Ver os personagens ganhando vida na tela não é somente uma realização enquanto profissional, mas também a validação do vínculo que os leitores criaram com a história ao longo dos anos. "Quinze dias" se tornou a extensão de um universo que se iniciou no papel, e, mais que imaginar como seriam os personagens ou os cenários, o filme traz uma concretização de tudo aquilo que Vitor quis: a conexão do leitor com a obra.
"É uma alegria difícil até de explicar. E acho que tudo isso tem um significado ainda maior porque Quinze Dias foi o meu primeiro livro. Ele nasceu em condições muito adversas, em um momento em que eu não tinha planos de carreira, não tinha nada definido. Eu simplesmente escrevi porque precisava colocar aquela história para fora. E ver como ela cresceu, se transformou e agora vai virar filme... Isso me deixa profundamente orgulhoso", ressalta.
Com o passar do tempo, Vitor percebeu que a proximidade com os leitores possui um papel muito forte na própria escrita. Isso acaba se tornando uma grande fonte de inspiração e novos estímulos às ideias. Dessa forma, ele passou a escrever com mais segurança e mais responsabilidade. E saber que as obras serão lidas, por quem quer que seja, traz um conforto enorme para o autor.
"No começo, eu tinha essa insegurança: 'Será que alguém vai ler?'. Agora eu sei que vai, e isso aumenta muito o peso da responsabilidade. O peso que eu sinto para escrever algo bom, mas não bom tecnicamente, mas que é responsável e positivo de maneira geral. Finais felizes é algo pelo qual eu prezo muito. Não é sobre criar algo fantasioso que não existe", começa.

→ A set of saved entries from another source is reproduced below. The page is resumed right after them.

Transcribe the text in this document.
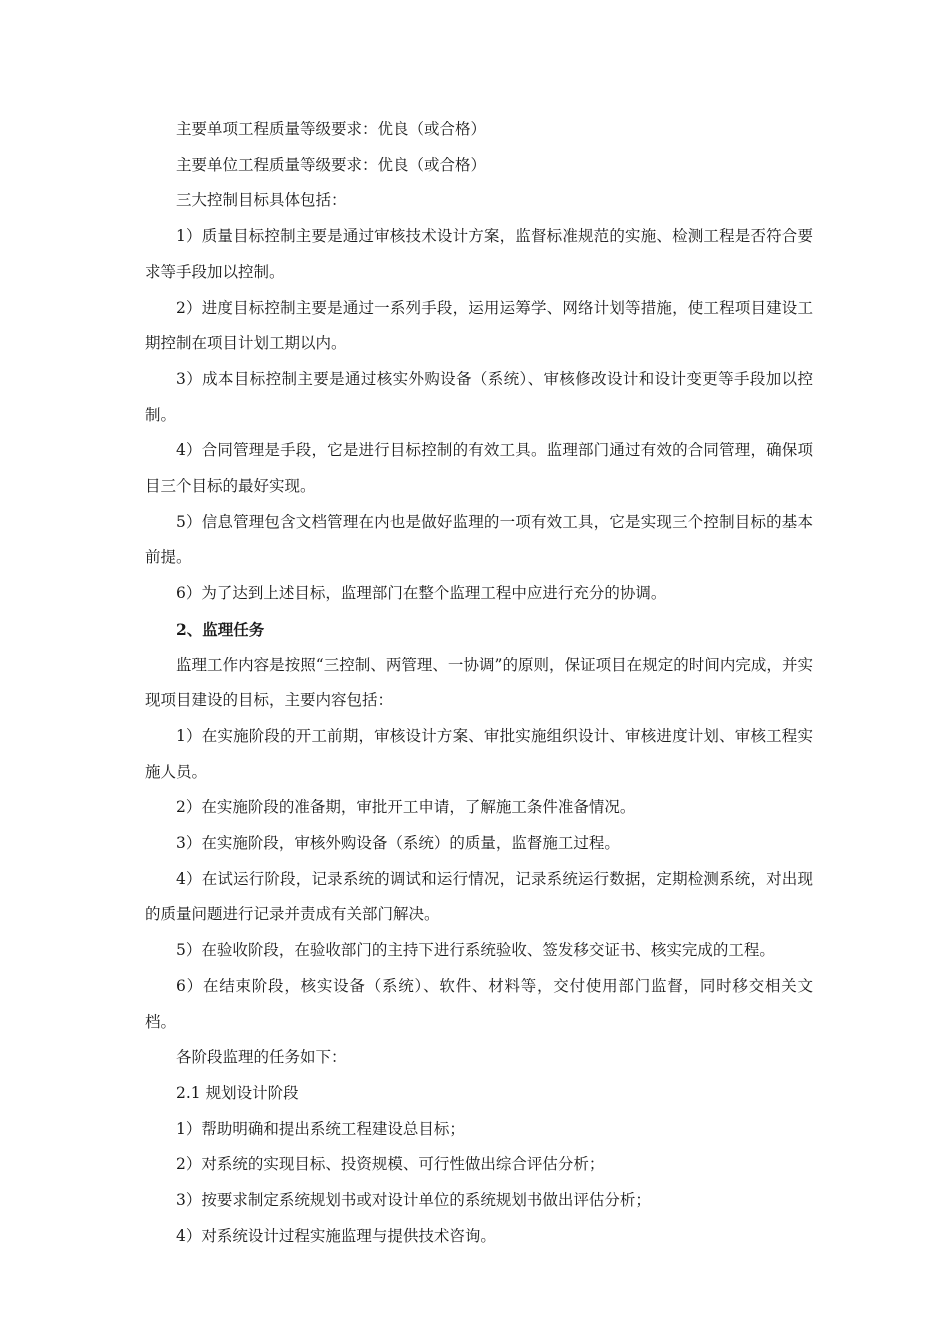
主要单项工程质量等级要求：优良（或合格）

主要单位工程质量等级要求：优良（或合格）

三大控制目标具体包括：

1）质量目标控制主要是通过审核技术设计方案，监督标准规范的实施、检测工程是否符合要求等手段加以控制。

2）进度目标控制主要是通过一系列手段，运用运筹学、网络计划等措施，使工程项目建设工期控制在项目计划工期以内。

3）成本目标控制主要是通过核实外购设备（系统）、审核修改设计和设计变更等手段加以控制。

4）合同管理是手段，它是进行目标控制的有效工具。监理部门通过有效的合同管理，确保项目三个目标的最好实现。

5）信息管理包含文档管理在内也是做好监理的一项有效工具，它是实现三个控制目标的基本前提。

6）为了达到上述目标，监理部门在整个监理工程中应进行充分的协调。

2、监理任务

监理工作内容是按照“三控制、两管理、一协调”的原则，保证项目在规定的时间内完成，并实现项目建设的目标，主要内容包括：

1）在实施阶段的开工前期，审核设计方案、审批实施组织设计、审核进度计划、审核工程实施人员。

2）在实施阶段的准备期，审批开工申请，了解施工条件准备情况。

3）在实施阶段，审核外购设备（系统）的质量，监督施工过程。

4）在试运行阶段，记录系统的调试和运行情况，记录系统运行数据，定期检测系统，对出现的质量问题进行记录并责成有关部门解决。

5）在验收阶段，在验收部门的主持下进行系统验收、签发移交证书、核实完成的工程。

6）在结束阶段，核实设备（系统）、软件、材料等，交付使用部门监督，同时移交相关文档。

各阶段监理的任务如下：

2.1 规划设计阶段

1）帮助明确和提出系统工程建设总目标；

2）对系统的实现目标、投资规模、可行性做出综合评估分析；

3）按要求制定系统规划书或对设计单位的系统规划书做出评估分析；

4）对系统设计过程实施监理与提供技术咨询。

"No meu novo livro, 'Os 3 desejos de Eugênio', primeiro voltado para o público adulto, quis trazer essa mesma preocupação. As cenas de sexo, por exemplo, são todas consensuais, divertidas, momentos em que os personagens estão ali porque realmente querem estar, porque tão descobrindo algo deles mesmos".
Escrever vai muito além de contar histórias para Vitor Martins. Também significa criar universos nos quais ele mesmo acredita e nos quais o leitor sempre irá se sentir representado e respeitado. Cada personagem, cada escolha, cada narrativa, carregam a intenção de refletir experiências reais com empatia, frisando ainda mais o lado divertido e romântico da vida.
É nessa visão que ele mantém a autenticidade do trabalho. Unindo consciência social, sensibilidade e o prazer de escrever, ele não apenas constrói livros, mas experiências literárias que vão muito além das páginas, deixando cada palavrinha escrita reforçar a importâncias de existirem narrativas LGBTQIAP+ que mostram o cotidiano e como a vida também pode ser bonita para a comunidade. No fim, tudo volta a isso: que as representações não morram e que a representatividade continue viva.
"O que me guia na escrita é justamente isso: não colocar meus personagens em situações que eu não gostaria de ver pessoas LGBTs viverem na realidade. Porque, sim, a gente erra, se apaixona pela pessoa errada, briga com a família, mas também temos experiências positivas para contar também. É o que me guia a continuar escrevendo, é essa visão de mundo que eu tenho", finaliza.